Most people see electric grids like roads and highways connecting A and B. And actually this is true. The grid basically connects the energy sources with energy consumers. But taking a more in depth look will make us realize, that the dynamic of the system is a much more complicated.
Let’s assume you switch on a netflix movie on a lazy sunday. While you’re watching the movie, the power for your TV is being produced somewhere. More important: it’s being produced at the exact same time. Sources are burning fuel, solar panels, wind turbines or nuclear reactors. There is nearly no storage of electricity on the grid. Hence, to ensure that you can watch the new blockbuster, the grid operator has to balance the grid (the utility frequency). Therefore, two main applied measures can be observed.

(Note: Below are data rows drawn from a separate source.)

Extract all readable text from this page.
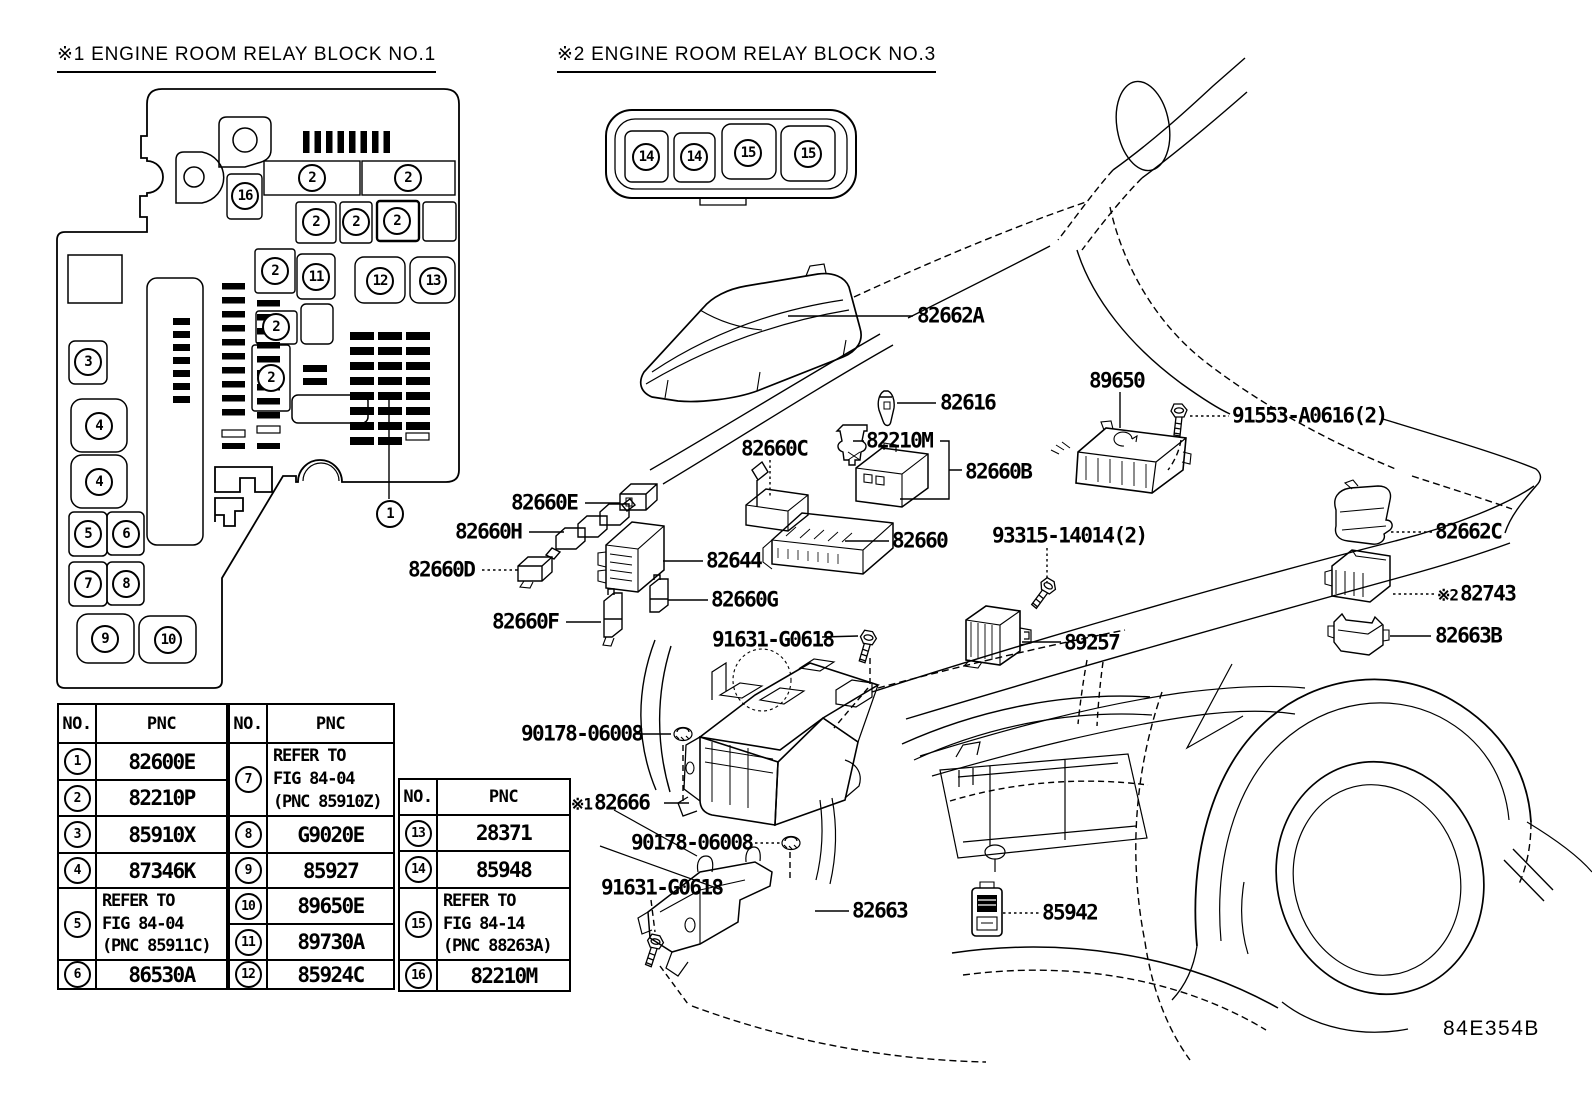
※1 ENGINE ROOM RELAY BLOCK NO.1	※2 ENGINE ROOM RELAY BLOCK NO.3
82662A
82616
89650
91553-A0616(2)
82660C	82210M
82660B
82660E
82660H
82660D	82644
82660 93315-14014(2)	82662C
※282743
82663B
82660G
82660F
91631-G0618	89257
90178-06008
※182666
90178-06008
91631-G0618
82663	85942
84E354B
16
2	2
2	2	2
2	11	12	13
2
2
3
4
4
5	6
7	8
9	10
1
14	14	15	15
NO.	PNC
1	82600E
2	82210P
3	85910X
4	87346K
5
REFER TO
FIG 84-04
(PNC 85911C)
6	86530A
NO.	PNC
7
REFER TO
FIG 84-04
(PNC 85910Z)
8	G9020E
9	85927
10	89650E
11	89730A
12	85924C
NO.	PNC
13	28371
14	85948
15
REFER TO
FIG 84-14
(PNC 88263A)
16	82210M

Expanding the grid to transport energy from renewable sources
With the growing number of renewable energy sources, the balancing becomes more and more challenging. As renewables are often placed at very lucrative areas (e.g. solar panels in sunny areas), the grid has a regional surplus in one areas but missing energy in another area. To compensate this, governments and grid operators plan high investments in grid expansions to transport this surplus energy and decrease the probability of blackouts. For example, the outdated US grid is going to cost up to $5 trillion to replace.

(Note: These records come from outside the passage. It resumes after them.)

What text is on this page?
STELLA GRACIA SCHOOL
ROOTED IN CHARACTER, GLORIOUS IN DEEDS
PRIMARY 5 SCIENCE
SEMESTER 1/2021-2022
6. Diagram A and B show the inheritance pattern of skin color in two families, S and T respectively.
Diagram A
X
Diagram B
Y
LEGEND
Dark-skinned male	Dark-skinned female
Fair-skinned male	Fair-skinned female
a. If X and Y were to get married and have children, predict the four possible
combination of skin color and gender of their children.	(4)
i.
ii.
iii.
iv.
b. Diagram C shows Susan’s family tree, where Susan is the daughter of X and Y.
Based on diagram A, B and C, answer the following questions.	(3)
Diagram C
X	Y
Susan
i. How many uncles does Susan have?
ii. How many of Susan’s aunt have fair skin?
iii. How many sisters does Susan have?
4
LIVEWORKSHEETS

Interruptible loads are helping out to stabilize the grid
We might think that the power plants produce enough energy day AND night. And yes, they normally do. But what happens when they don’t? For these occasions we have interruptible loads. These are for example energy intensive manufacturing plants, where the plant operator agreed on adapting his energy need according to the available offer and total need of energy in the grid. The plants are being turned down during critical times in order to stabilize the grid and prevent blackouts. In return the provider of these interruptible loads are being payed for this "service". These costs are included in the price per Kilowatt. Basically, you pay these fees while watching your movie.
Why not using households as interruptible loads
So why not adopting the approach of interruptible loads on any kind of (energy intensive) device? Instead of turning down plants, which might be hundreds of miles away from your TV, we can turn down local devices. Let’s take your neighbor’s laundry machine. Let's switch it off and then turn it back on after you have finished the movie. In exchange, the owner is getting payed for this flexibility. Let’s call this local interruptible loads. One might answer “Well, if the grid operator then needs to track and refund each single households, it will become pretty painful for his billing department, right?”. True. So instead of organizing this “manually”, one need a possibility of autonomous tracking and transactions.
Use Blockchain as a caretaker against blackouts
For this context, I picked up the role of Blockchain in the energy market in my last post.
Regarding the described challenge, Blockchain may play the role of a caretaker for the grid balancing. More precisely, the Blockchain enables each device to participate by recording their availability. As soon as the local grid sends the need of saving energy for a period of time (e.g. due to a temporary shortage), a device can react autonomously by “accepting” the request through the Blockchain (no user interaction). The Blockchain is mapping these transactions as a ledger. Furthermore, the Blockchain is the trading platform between the local interruptible loads and the consumer. Either it’s being managed autonomously or by a grid operator.
As the devices agreed to change their operation time to a time slots with enough surplus energy in the local grid, less energy needs transportation from A to B, less cost intensive manufacturing plants (miles away) need to be turned down and the grid expansion can be limited to a minimum. Therefore, the German Energy Agency states: “Blockchain has the potential to reduce grid costs through better balancing, reducing metering costs, making information streams faster and more immediate, and adding customer value through more detailed and transparent information about energy origin and evolution.“ Although, this approach requires investments in smart grids, smart (digital) meters, smart devices and furthermore, Blockchain enables a new possible cost efficient alternative for the future.